I expect that it's also possible to get these expressions into a simpler form in general. A perhaps unrelated point but are you generating these with the Cholesky decomposition? You might find that the LDL decomposition gives something that simplifies better because it avoids the square roots.

The square roots present come from calculating magnitudes of 3D vectors. Solving a linear system isn't involved in getting the provided matrix.

[isuruf]

For the .n() function what is the first argument? number of decimal digits or number of bits as you mentioned above?

Number of bits

And why do you choose 18 when converting the floats to ratios of integers?
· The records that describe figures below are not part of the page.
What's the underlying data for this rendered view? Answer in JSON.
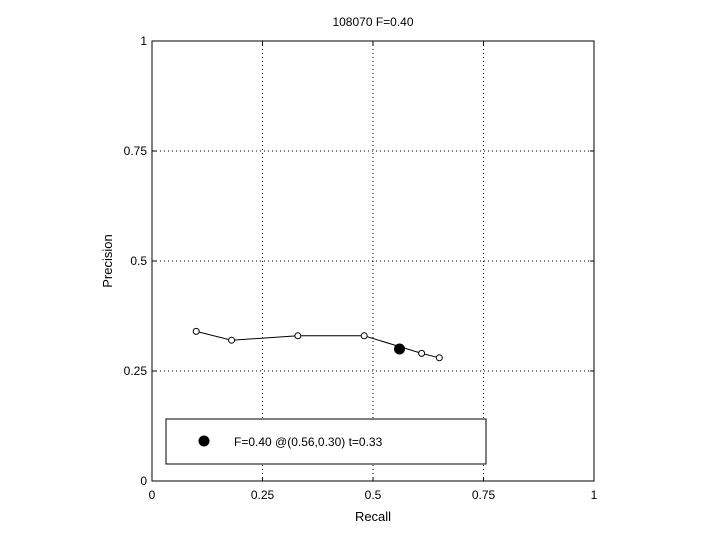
{
  "chart_data": {
    "type": "line",
    "title": "108070 F=0.40",
    "xlabel": "Recall",
    "ylabel": "Precision",
    "xlim": [
      0,
      1
    ],
    "ylim": [
      0,
      1
    ],
    "grid": true,
    "x_ticks": [
      "0",
      "0.25",
      "0.5",
      "0.75",
      "1"
    ],
    "y_ticks": [
      "0",
      "0.25",
      "0.5",
      "0.75",
      "1"
    ],
    "tick_values": [
      0,
      0.25,
      0.5,
      0.75,
      1
    ],
    "series": [
      {
        "marker": "open-circle",
        "color": "#000000",
        "x": [
          0.1,
          0.18,
          0.33,
          0.48,
          0.61,
          0.65
        ],
        "y": [
          0.34,
          0.32,
          0.33,
          0.33,
          0.29,
          0.28
        ]
      }
    ],
    "highlight_point": {
      "x": 0.56,
      "y": 0.3,
      "marker": "filled-circle",
      "color": "#000000"
    },
    "legend": {
      "placement": "bottom-left",
      "entries": [
        "F=0.40 @(0.56,0.30) t=0.33"
      ]
    }
  }
}
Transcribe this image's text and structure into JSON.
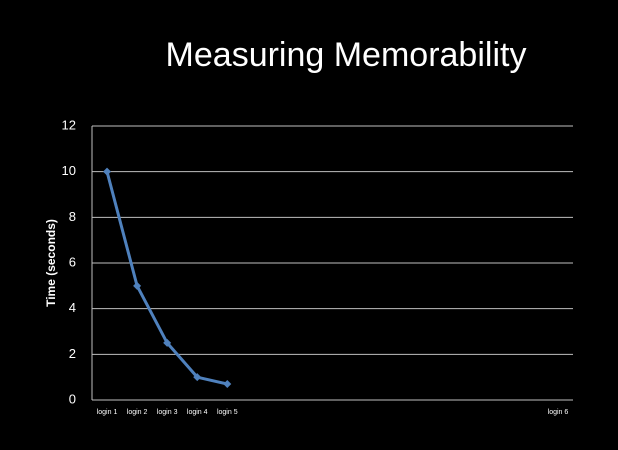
{
  "chart_data": {
    "type": "line",
    "title": "Measuring Memorability",
    "y_label": "Time (seconds)",
    "categories": [
      "login 1",
      "login 2",
      "login 3",
      "login 4",
      "login 5",
      null,
      null,
      null,
      null,
      null,
      null,
      null,
      null,
      null,
      null,
      "login 6"
    ],
    "series": [
      {
        "name": "Time",
        "color": "#4f81bd",
        "values": [
          10,
          5,
          2.5,
          1,
          0.7,
          null,
          null,
          null,
          null,
          null,
          null,
          null,
          null,
          null,
          null,
          null
        ]
      }
    ],
    "ylim": [
      0,
      12
    ],
    "yticks": [
      0,
      2,
      4,
      6,
      8,
      10,
      12
    ],
    "grid": true
  }
}
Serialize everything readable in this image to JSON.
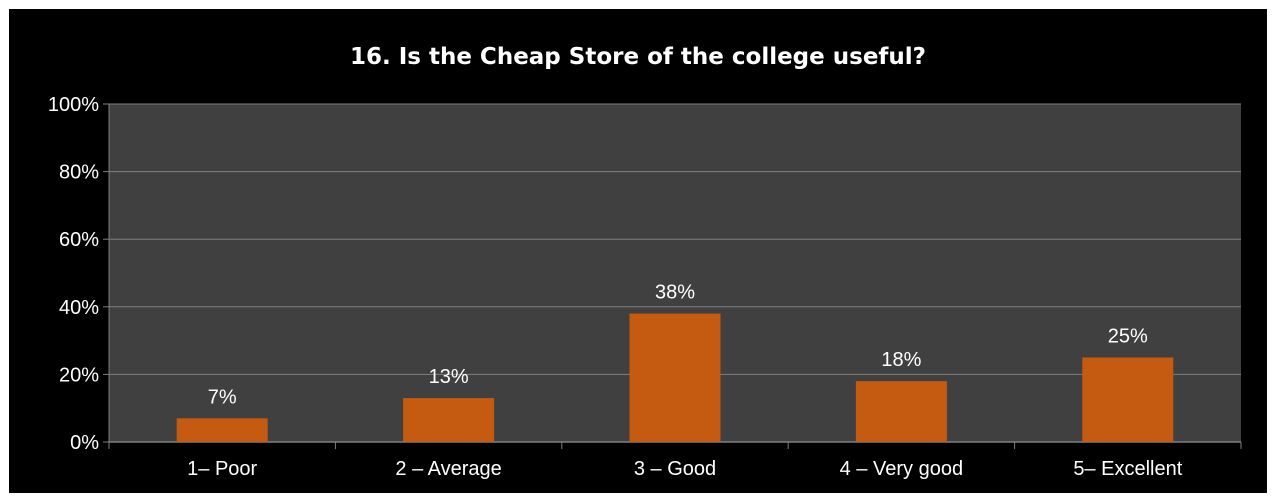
{
  "chart_data": {
    "type": "bar",
    "title": "16. Is the Cheap Store of the college useful?",
    "categories": [
      "1– Poor",
      "2 – Average",
      "3 – Good",
      "4 – Very good",
      "5– Excellent"
    ],
    "values": [
      7,
      13,
      38,
      18,
      25
    ],
    "data_labels": [
      "7%",
      "13%",
      "38%",
      "18%",
      "25%"
    ],
    "ylim": [
      0,
      100
    ],
    "ytick_values": [
      0,
      20,
      40,
      60,
      80,
      100
    ],
    "ytick_labels": [
      "0%",
      "20%",
      "40%",
      "60%",
      "80%",
      "100%"
    ],
    "grid": true,
    "legend": "none",
    "colors": {
      "background": "#000000",
      "plot_area": "#404040",
      "bar": "#c55a11",
      "gridline": "#7f7f7f",
      "text": "#ffffff"
    }
  }
}
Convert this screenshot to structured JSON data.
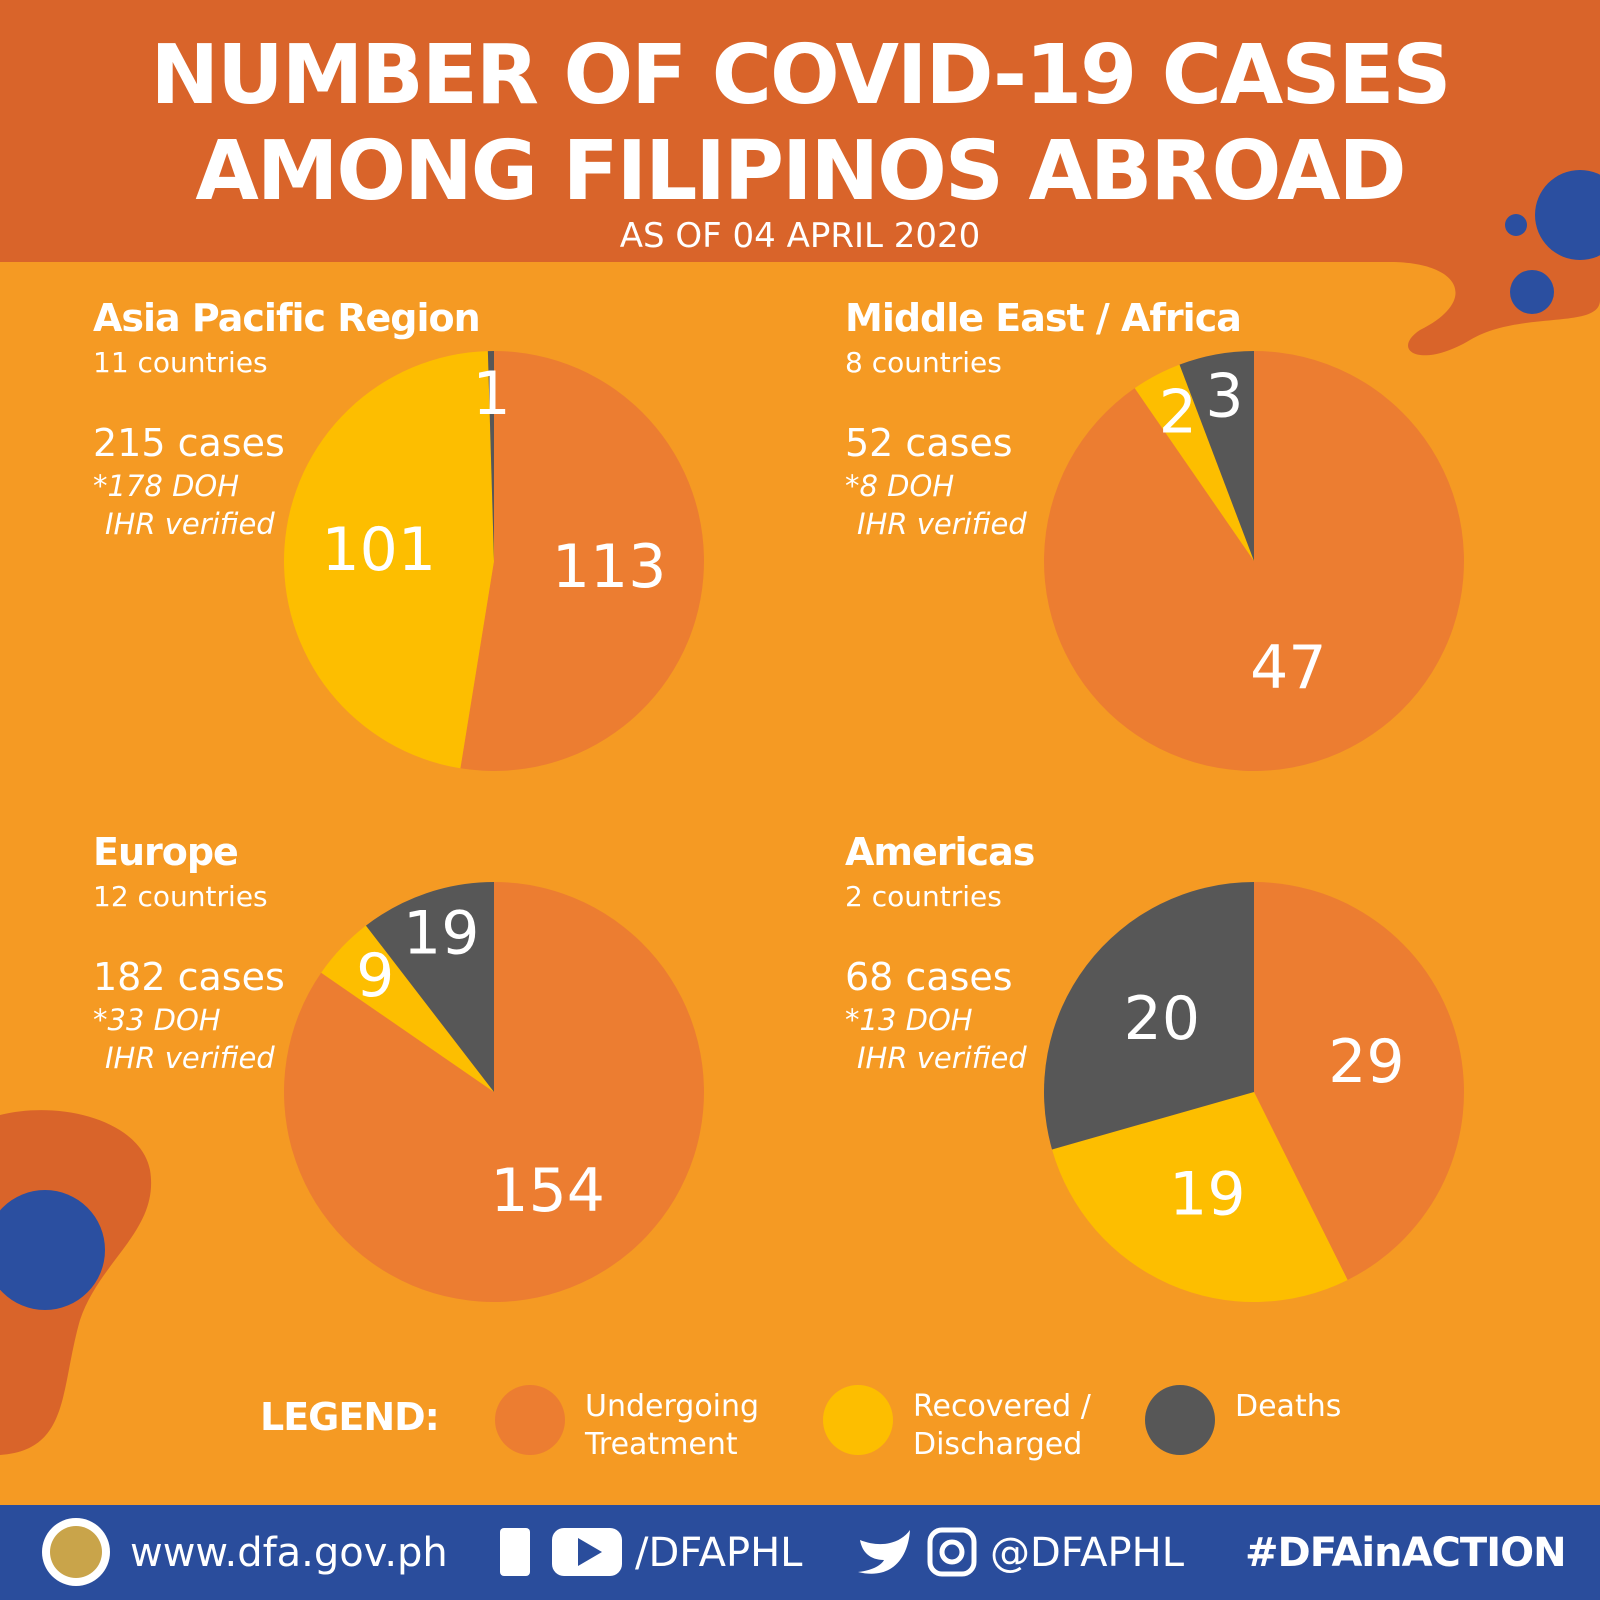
{
  "title_lines": [
    "NUMBER OF COVID-19 CASES",
    "AMONG FILIPINOS ABROAD"
  ],
  "subtitle": "AS OF 04 APRIL 2020",
  "legend": {
    "title": "LEGEND:",
    "categories": [
      "Undergoing Treatment",
      "Recovered / Discharged",
      "Deaths"
    ],
    "colors": [
      "#ec7d31",
      "#fdbe00",
      "#575757"
    ]
  },
  "chart_data": [
    {
      "type": "pie",
      "title": "Asia Pacific Region",
      "subtitle": "11 countries",
      "annotations": [
        "215 cases",
        "*178 DOH",
        "IHR verified"
      ],
      "values": [
        113,
        101,
        1
      ]
    },
    {
      "type": "pie",
      "title": "Middle East / Africa",
      "subtitle": "8 countries",
      "annotations": [
        "52 cases",
        "*8 DOH",
        "IHR verified"
      ],
      "values": [
        47,
        2,
        3
      ]
    },
    {
      "type": "pie",
      "title": "Europe",
      "subtitle": "12 countries",
      "annotations": [
        "182 cases",
        "*33 DOH",
        "IHR verified"
      ],
      "values": [
        154,
        9,
        19
      ]
    },
    {
      "type": "pie",
      "title": "Americas",
      "subtitle": "2 countries",
      "annotations": [
        "68 cases",
        "*13 DOH",
        "IHR verified"
      ],
      "values": [
        29,
        19,
        20
      ]
    }
  ],
  "footer": {
    "website": "www.dfa.gov.ph",
    "facebook_youtube": "/DFAPHL",
    "twitter_instagram": "@DFAPHL",
    "hashtag": "#DFAinACTION"
  }
}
Should have been 17. https://stackoverflow.com/questions/6118231/why-do-i-need-17-significant-digits-and-not-16-to-represent-a-double/

[isuruf]

To be precise, you can do se.Integer(int(v * 2**52))/2**52 where 52 is the number of bits in a double in the mantissa after the dot.

[moorepants]

Should I leave this issue open to address whether xreplace should have the same order of operations as autowrap? Otherwise, I can close.

[oscarbenjamin]

I don't know anything about autowrap so I can't judge whether this is an issue or not. In general though xreplace should be expected to be subject to the kinds of numerical problems mentioned above.

[moorepants]

autowrap, ufuncify, and lambdify (using module=numpy) all effectively do the same thing: code generate and evaluate with floats. So you can ask the same question for lambdify: Should xreplace use the same order of operations for floating point evaluation as lambdify?